Under cover of the pandemic, Greece’s right-wing government has passed a slew of new measures to benefit the wealthy at the expense of workers, while massively expanding police powers. On the back of a decade of austerity, the latest laws are set to transform the country into a client state and playground for foreign tourists.
by Matthaios Tsimitakis/Mihalis Panayiotakis
Part 5 - Policing Everywhere and at All Times
It is now a meme-producing cliché in Greece to say that the government believes that all problems can be solved by hiring more police officers. Indeed, in inverse relation to the shrinking number of permanent staff in the Greek health system, police numbers have grown amid the pandemic. As the official government census of public employees shows, between January 2020 and January 2021, the Ministry of Public Order and Citizen Protection acquired 4,568 more staff, while the Ministry of Health lost 1,680 employees — possibly the only country in the world to reduce the number of its permanent health workers during the pandemic.

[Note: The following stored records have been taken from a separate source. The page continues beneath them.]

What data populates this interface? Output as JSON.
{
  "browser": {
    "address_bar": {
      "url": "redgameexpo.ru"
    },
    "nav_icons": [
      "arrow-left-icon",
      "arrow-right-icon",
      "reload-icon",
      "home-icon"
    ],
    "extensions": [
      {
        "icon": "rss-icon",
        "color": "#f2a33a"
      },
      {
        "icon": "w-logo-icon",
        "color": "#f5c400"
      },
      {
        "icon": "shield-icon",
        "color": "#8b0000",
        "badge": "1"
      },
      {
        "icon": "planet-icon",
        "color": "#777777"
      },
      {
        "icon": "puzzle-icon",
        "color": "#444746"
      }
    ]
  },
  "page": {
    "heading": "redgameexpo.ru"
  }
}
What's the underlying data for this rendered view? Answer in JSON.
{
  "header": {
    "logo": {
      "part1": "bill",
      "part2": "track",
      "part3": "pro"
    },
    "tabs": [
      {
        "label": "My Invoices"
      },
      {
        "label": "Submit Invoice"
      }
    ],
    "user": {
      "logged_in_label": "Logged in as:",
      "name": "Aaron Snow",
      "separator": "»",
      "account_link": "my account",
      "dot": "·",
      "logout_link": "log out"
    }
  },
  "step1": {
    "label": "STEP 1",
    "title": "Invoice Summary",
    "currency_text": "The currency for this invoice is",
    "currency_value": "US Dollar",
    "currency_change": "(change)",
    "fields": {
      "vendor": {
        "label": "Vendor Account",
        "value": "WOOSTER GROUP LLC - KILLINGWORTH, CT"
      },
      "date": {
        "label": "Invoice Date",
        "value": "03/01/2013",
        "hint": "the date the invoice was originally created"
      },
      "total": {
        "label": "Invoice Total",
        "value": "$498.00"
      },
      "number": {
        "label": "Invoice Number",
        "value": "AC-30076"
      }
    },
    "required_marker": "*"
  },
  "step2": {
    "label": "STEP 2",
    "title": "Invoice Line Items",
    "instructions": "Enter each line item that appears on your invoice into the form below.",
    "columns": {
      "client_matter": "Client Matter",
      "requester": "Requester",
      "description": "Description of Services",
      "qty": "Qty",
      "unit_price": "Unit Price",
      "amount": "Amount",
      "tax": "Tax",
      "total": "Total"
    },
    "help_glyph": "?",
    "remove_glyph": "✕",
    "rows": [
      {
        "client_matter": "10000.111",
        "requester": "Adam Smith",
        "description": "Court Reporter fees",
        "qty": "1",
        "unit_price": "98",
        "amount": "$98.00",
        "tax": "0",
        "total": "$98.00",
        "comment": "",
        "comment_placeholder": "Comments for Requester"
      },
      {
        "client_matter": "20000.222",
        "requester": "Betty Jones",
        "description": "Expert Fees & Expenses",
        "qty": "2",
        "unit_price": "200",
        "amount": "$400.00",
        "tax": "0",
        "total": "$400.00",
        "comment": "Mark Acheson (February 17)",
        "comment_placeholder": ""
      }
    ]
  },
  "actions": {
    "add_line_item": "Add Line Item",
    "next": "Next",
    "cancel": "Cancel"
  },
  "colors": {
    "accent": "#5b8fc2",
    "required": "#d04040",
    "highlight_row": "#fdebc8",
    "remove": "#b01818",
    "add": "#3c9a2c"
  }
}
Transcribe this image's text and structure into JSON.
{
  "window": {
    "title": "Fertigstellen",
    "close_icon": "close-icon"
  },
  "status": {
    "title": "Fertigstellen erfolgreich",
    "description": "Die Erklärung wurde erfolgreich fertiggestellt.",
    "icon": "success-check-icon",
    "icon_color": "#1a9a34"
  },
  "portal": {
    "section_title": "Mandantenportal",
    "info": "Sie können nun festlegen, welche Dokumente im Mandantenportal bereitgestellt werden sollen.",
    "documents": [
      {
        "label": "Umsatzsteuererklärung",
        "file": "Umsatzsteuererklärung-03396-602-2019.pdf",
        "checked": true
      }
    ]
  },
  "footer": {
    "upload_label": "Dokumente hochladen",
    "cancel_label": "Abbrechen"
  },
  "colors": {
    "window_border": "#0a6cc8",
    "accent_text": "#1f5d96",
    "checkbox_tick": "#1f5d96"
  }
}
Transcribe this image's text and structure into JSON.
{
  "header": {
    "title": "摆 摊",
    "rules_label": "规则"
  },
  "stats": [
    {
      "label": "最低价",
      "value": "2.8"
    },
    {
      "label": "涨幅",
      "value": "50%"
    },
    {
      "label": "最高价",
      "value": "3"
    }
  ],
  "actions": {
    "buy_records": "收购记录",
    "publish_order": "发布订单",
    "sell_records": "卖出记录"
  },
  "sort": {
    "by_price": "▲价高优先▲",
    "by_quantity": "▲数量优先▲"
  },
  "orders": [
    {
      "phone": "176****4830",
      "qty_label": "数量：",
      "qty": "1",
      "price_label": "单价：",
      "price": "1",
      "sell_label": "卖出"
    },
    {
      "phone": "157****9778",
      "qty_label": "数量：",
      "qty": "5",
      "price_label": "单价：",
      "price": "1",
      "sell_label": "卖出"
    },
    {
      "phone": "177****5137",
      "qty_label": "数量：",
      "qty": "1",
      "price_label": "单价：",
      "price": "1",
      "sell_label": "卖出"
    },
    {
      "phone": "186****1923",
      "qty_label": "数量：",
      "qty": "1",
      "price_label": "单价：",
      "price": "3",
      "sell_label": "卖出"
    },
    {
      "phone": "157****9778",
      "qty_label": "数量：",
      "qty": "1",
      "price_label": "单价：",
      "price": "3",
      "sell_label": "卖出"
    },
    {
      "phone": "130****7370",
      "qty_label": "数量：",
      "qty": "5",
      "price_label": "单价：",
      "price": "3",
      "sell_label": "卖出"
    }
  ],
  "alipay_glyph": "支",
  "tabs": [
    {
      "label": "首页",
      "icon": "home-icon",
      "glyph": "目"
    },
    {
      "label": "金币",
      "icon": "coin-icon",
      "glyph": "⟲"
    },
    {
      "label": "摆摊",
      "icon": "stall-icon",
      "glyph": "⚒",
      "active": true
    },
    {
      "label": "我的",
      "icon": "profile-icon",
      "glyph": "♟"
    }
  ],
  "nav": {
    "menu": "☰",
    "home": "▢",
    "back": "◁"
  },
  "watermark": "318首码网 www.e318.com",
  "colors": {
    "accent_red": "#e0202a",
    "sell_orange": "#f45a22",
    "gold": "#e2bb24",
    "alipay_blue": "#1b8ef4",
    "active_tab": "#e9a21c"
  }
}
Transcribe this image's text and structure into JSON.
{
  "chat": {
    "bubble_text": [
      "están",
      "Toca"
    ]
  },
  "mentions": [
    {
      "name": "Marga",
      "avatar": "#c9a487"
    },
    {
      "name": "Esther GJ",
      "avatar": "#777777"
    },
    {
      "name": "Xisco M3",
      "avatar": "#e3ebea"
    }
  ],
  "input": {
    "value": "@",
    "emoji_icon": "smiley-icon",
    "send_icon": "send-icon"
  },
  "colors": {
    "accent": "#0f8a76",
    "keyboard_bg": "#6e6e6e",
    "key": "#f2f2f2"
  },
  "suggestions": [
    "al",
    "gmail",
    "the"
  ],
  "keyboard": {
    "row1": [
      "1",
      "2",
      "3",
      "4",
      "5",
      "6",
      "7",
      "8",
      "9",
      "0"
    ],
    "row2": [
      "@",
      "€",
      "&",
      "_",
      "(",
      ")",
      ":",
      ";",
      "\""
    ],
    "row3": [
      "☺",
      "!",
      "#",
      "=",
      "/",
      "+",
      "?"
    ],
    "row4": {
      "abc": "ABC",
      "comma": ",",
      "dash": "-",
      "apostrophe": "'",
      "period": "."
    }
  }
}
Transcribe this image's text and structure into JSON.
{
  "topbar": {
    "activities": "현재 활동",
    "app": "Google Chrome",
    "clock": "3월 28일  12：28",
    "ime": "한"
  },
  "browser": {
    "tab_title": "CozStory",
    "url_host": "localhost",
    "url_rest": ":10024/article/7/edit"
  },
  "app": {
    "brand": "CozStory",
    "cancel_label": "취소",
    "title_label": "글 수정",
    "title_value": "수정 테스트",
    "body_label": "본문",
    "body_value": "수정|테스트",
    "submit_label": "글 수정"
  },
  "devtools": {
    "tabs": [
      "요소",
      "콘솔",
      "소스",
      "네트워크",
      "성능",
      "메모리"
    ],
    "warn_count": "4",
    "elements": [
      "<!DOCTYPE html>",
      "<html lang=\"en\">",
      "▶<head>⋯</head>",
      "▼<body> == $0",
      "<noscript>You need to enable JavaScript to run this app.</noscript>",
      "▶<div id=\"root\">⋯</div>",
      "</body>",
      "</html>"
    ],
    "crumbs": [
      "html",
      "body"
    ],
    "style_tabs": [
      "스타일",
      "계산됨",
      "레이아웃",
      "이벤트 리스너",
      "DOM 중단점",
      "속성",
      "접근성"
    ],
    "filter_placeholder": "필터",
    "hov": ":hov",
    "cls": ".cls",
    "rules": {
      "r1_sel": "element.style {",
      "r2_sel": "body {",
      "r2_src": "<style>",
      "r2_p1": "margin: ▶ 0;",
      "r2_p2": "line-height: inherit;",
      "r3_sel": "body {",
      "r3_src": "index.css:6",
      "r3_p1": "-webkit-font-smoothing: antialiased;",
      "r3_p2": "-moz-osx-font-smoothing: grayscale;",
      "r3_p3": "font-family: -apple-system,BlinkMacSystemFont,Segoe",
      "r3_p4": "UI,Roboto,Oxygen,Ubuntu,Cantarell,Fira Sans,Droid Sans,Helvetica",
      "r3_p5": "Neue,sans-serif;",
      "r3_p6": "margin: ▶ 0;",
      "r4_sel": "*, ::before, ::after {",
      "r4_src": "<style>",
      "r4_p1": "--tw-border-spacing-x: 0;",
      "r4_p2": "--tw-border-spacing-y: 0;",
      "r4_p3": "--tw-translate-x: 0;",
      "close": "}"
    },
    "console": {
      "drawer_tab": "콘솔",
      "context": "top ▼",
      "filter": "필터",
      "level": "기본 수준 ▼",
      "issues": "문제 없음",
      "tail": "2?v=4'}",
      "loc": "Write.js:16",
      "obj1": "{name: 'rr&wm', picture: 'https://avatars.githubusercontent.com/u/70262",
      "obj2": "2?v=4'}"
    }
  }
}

In neighborhoods around Athens, heavy-handed policing enforcing the lockdowns has led to a surge of protests against police brutality, which have merged with incipient movements in defense of the rule of law, as well as against neoliberal educational reforms, to create an unexpected wave of social unrest. That unrest in turn has been met with aggression from the government, which has allowed, if not directed, police officers to run riot in middle-class neighborhoods, university campuses, and the streets of downtown Athens.
Now, pent-up anger is being released, especially among the youth who, under the current conservative administration, have been targets of police violence not just during but also before the pandemic.
Now, pent-up anger is being released, especially among the youth who, under the current conservative administration, have been targets of police violence not just during but also before the pandemic.
This concern about civil liberties has only grown since the the hunger strike of Dimitris Koufontinas in February and March, a former hitman of the urban guerrilla/terrorist group “Revolutionary Organization 17 November.” The government’s treatment of Koufontinas was seen as both vindictive and illegal, and a broad civil rights movement coalesced in his defense, unified by what it perceives as the government’s increasing disregard for the rule of law.